Upon leaving his job at the ARDC, Steele began setting up pop-up displays of his photos on sidewalks in economically challenged neighborhoods where he knew many of the incarcerated youths he saw going in and out of the jail lived when they weren’t locked up.
“Statistically, Black and brown people just do not attend museums and art galleries like others,” he explained. “I would load my caravan with the artwork and easels and display the work in front of housing developments and subway stations because I knew there would be traffic of people going back and forth.”

Steele relocated to Charlotte following a divorce, where he kept the project going. He wasn’t as familiar with Charlotte’s neighborhoods, and the ones he did know didn’t have nearly as much foot traffic as New York City streets. He tried asking around for a chance to show inside some local museums but his calls went unanswered.
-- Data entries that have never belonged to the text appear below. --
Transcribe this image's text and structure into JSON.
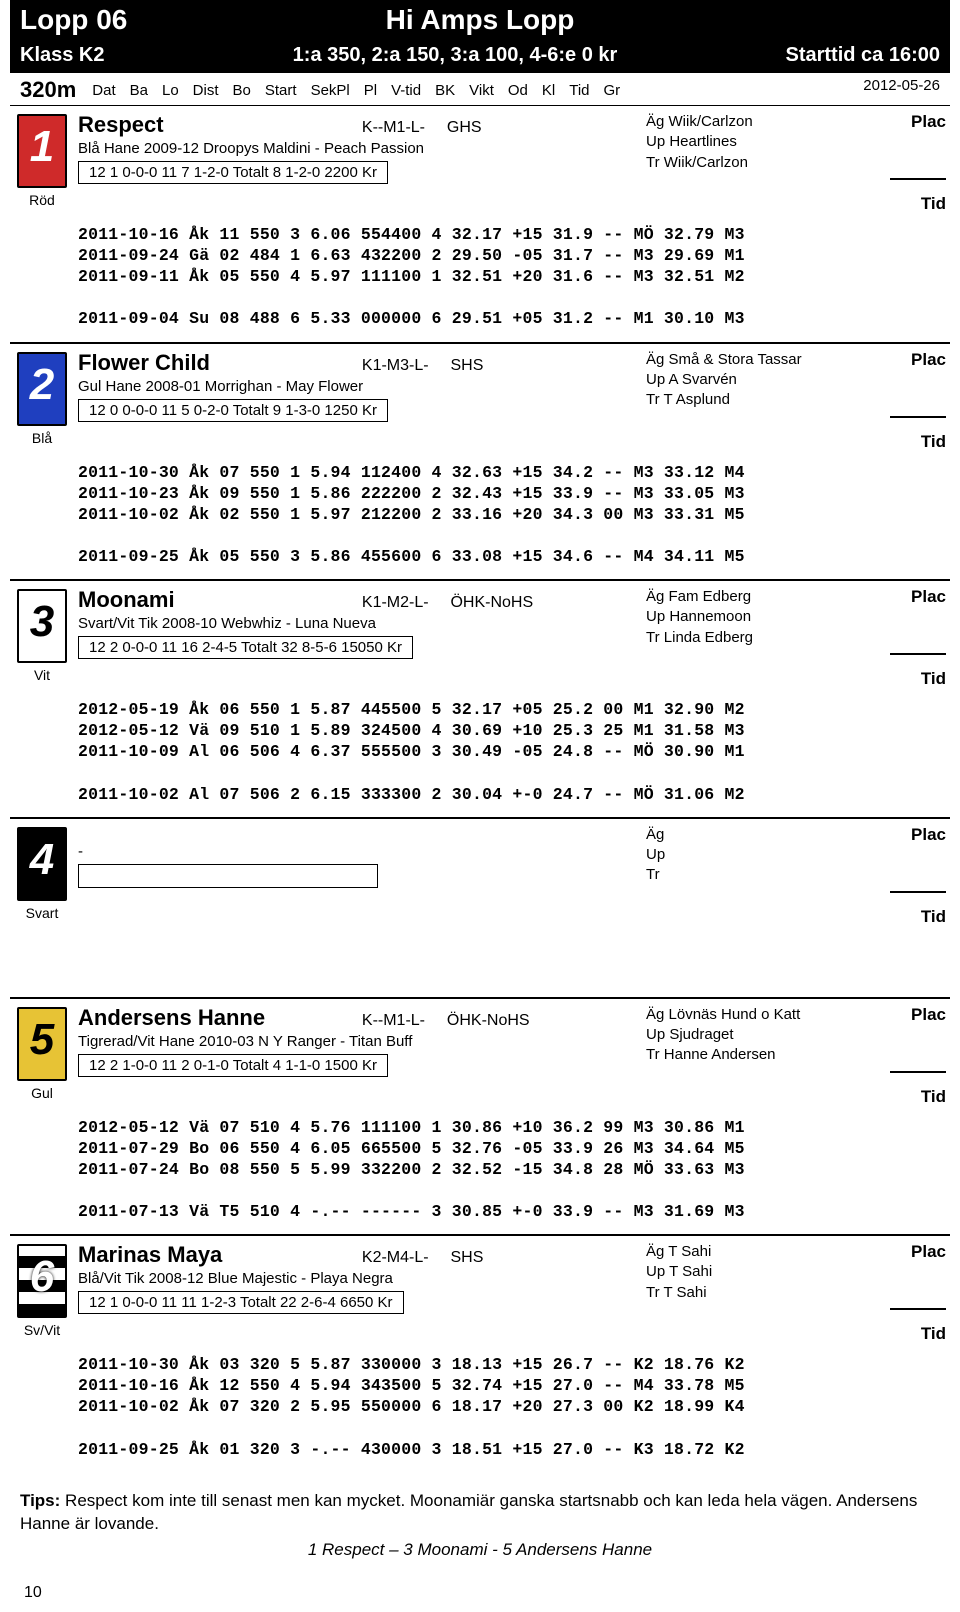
{
  "header": {
    "race_no": "Lopp 06",
    "race_name": "Hi Amps Lopp",
    "klass": "Klass K2",
    "prize": "1:a 350, 2:a 150, 3:a 100, 4-6:e 0 kr",
    "start_time": "Starttid ca 16:00",
    "distance": "320m",
    "column_labels": [
      "Dat",
      "Ba",
      "Lo",
      "Dist",
      "Bo",
      "Start",
      "SekPl",
      "Pl",
      "V-tid",
      "BK",
      "Vikt",
      "Od",
      "Kl",
      "Tid",
      "Gr"
    ],
    "race_date": "2012-05-26"
  },
  "traps": [
    {
      "num": "1",
      "bg": "#cf2a2a",
      "fg": "#ffffff",
      "label": "Röd"
    },
    {
      "num": "2",
      "bg": "#1f3fbf",
      "fg": "#ffffff",
      "label": "Blå"
    },
    {
      "num": "3",
      "bg": "#ffffff",
      "fg": "#000000",
      "label": "Vit"
    },
    {
      "num": "4",
      "bg": "#000000",
      "fg": "#ffffff",
      "label": "Svart"
    },
    {
      "num": "5",
      "bg": "#e7c335",
      "fg": "#000000",
      "label": "Gul"
    },
    {
      "num": "6",
      "bg": "#000000",
      "fg": "#ffffff",
      "label": "Sv/Vit",
      "stripes": true
    }
  ],
  "entries": [
    {
      "name": "Respect",
      "cls": "K--M1-L-",
      "org": "GHS",
      "owner": "Äg Wiik/Carlzon",
      "up": "Up Heartlines",
      "tr": "Tr  Wiik/Carlzon",
      "breed": "Blå   Hane  2009-12   Droopys Maldini - Peach Passion",
      "stats": "12 1 0-0-0   11 7 1-2-0   Totalt 8 1-2-0    2200 Kr",
      "form": "2011-10-16 Åk 11 550 3 6.06 554400 4 32.17 +15 31.9 -- MÖ 32.79 M3\n2011-09-24 Gä 02 484 1 6.63 432200 2 29.50 -05 31.7 -- M3 29.69 M1\n2011-09-11 Åk 05 550 4 5.97 111100 1 32.51 +20 31.6 -- M3 32.51 M2\n\n2011-09-04 Su 08 488 6 5.33 000000 6 29.51 +05 31.2 -- M1 30.10 M3"
    },
    {
      "name": "Flower Child",
      "cls": "K1-M3-L-",
      "org": "SHS",
      "owner": "Äg Små & Stora Tassar",
      "up": "Up A Svarvén",
      "tr": "Tr  T Asplund",
      "breed": "Gul   Hane  2008-01   Morrighan - May Flower",
      "stats": "12 0 0-0-0   11 5 0-2-0   Totalt 9 1-3-0    1250 Kr",
      "form": "2011-10-30 Åk 07 550 1 5.94 112400 4 32.63 +15 34.2 -- M3 33.12 M4\n2011-10-23 Åk 09 550 1 5.86 222200 2 32.43 +15 33.9 -- M3 33.05 M3\n2011-10-02 Åk 02 550 1 5.97 212200 2 33.16 +20 34.3 00 M3 33.31 M5\n\n2011-09-25 Åk 05 550 3 5.86 455600 6 33.08 +15 34.6 -- M4 34.11 M5"
    },
    {
      "name": "Moonami",
      "cls": "K1-M2-L-",
      "org": "ÖHK-NoHS",
      "owner": "Äg Fam Edberg",
      "up": "Up Hannemoon",
      "tr": "Tr  Linda Edberg",
      "breed": "Svart/Vit   Tik   2008-10   Webwhiz - Luna Nueva",
      "stats": "12 2 0-0-0   11 16 2-4-5   Totalt 32 8-5-6    15050 Kr",
      "form": "2012-05-19 Åk 06 550 1 5.87 445500 5 32.17 +05 25.2 00 M1 32.90 M2\n2012-05-12 Vä 09 510 1 5.89 324500 4 30.69 +10 25.3 25 M1 31.58 M3\n2011-10-09 Al 06 506 4 6.37 555500 3 30.49 -05 24.8 -- MÖ 30.90 M1\n\n2011-10-02 Al 07 506 2 6.15 333300 2 30.04 +-0 24.7 -- MÖ 31.06 M2"
    },
    {
      "name": "",
      "cls": "",
      "org": "",
      "owner": "Äg",
      "up": "Up",
      "tr": "Tr",
      "breed": "        -",
      "stats": " ",
      "form": ""
    },
    {
      "name": "Andersens Hanne",
      "cls": "K--M1-L-",
      "org": "ÖHK-NoHS",
      "owner": "Äg Lövnäs Hund o Katt",
      "up": "Up Sjudraget",
      "tr": "Tr  Hanne Andersen",
      "breed": "Tigrerad/Vit   Hane  2010-03   N Y Ranger - Titan Buff",
      "stats": "12 2 1-0-0   11 2 0-1-0   Totalt 4 1-1-0    1500 Kr",
      "form": "2012-05-12 Vä 07 510 4 5.76 111100 1 30.86 +10 36.2 99 M3 30.86 M1\n2011-07-29 Bo 06 550 4 6.05 665500 5 32.76 -05 33.9 26 M3 34.64 M5\n2011-07-24 Bo 08 550 5 5.99 332200 2 32.52 -15 34.8 28 MÖ 33.63 M3\n\n2011-07-13 Vä T5 510 4 -.-- ------ 3 30.85 +-0 33.9 -- M3 31.69 M3"
    },
    {
      "name": "Marinas Maya",
      "cls": "K2-M4-L-",
      "org": "SHS",
      "owner": "Äg T Sahi",
      "up": "Up T Sahi",
      "tr": "Tr  T Sahi",
      "breed": "Blå/Vit   Tik   2008-12   Blue Majestic - Playa Negra",
      "stats": "12 1 0-0-0   11 11 1-2-3   Totalt 22 2-6-4    6650 Kr",
      "form": "2011-10-30 Åk 03 320 5 5.87 330000 3 18.13 +15 26.7 -- K2 18.76 K2\n2011-10-16 Åk 12 550 4 5.94 343500 5 32.74 +15 27.0 -- M4 33.78 M5\n2011-10-02 Åk 07 320 2 5.95 550000 6 18.17 +20 27.3 00 K2 18.99 K4\n\n2011-09-25 Åk 01 320 3 -.-- 430000 3 18.51 +15 27.0 -- K3 18.72 K2"
    }
  ],
  "labels": {
    "plac": "Plac",
    "tid": "Tid",
    "tips_label": "Tips:",
    "tips_text": " Respect kom inte till senast men kan mycket. Moonamiär ganska startsnabb och kan leda hela vägen. Andersens Hanne är lovande.",
    "pick": "1 Respect – 3 Moonami - 5 Andersens Hanne",
    "page": "10"
  }
}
“One day an idea came to me that I should buy a school bus and convert the vehicle into the first mobile prison art museum,” he recalled.
The bus includes graphic images depicting the realities of life in jails and prisons, but it’s about morethan fear-mongering. Along with those photos, the bus includes educational info, including critiques of mass incarceration comparing the prison industrial complex to America’s past institution of chattel slavery.
Steele said that not a day goes by he doesn’t think of his fellow officers and those who were and still are incarcerated on Rikers Island — the pain and trauma and friendships they all went through.
The bus made its first stops in 2022, beginning with a vigil for a young girl who was killed by a gun and a program called TreSports, a mentoring and support organization for young individuals who have run into issues with guns and gangs.
From there the bus has also made the rounds at schools such as Mallard Creek High School, West Charlotte High School and Invest Collegiate, where Steele currently works as Dean of Students.
Steele said he hopes to go from a bus to an actual museum someday, but this display is just a piece of the work he does through his non-profit, Behind These Prison Walls, through which he provides workshops to public schools, community organizations, churches and universities regarding bullying and conflict resolution. In-person or virtual services are available.
He has self-published a couple books, one titled Behind These Prison Walls: Inside Rikers Island and another called Survival Skills for Black and Brown Youth, both of which can be ordered through his website.
Everything he’s done since leaving his post in the jail is in the hope that he can deter someone from walking through those barred doors and having their life changed forever.
“Many organizations wait for someone to die before they act or wait for someone to knock on the door to administer some type of service,” he said.
For him, however, prevention is key.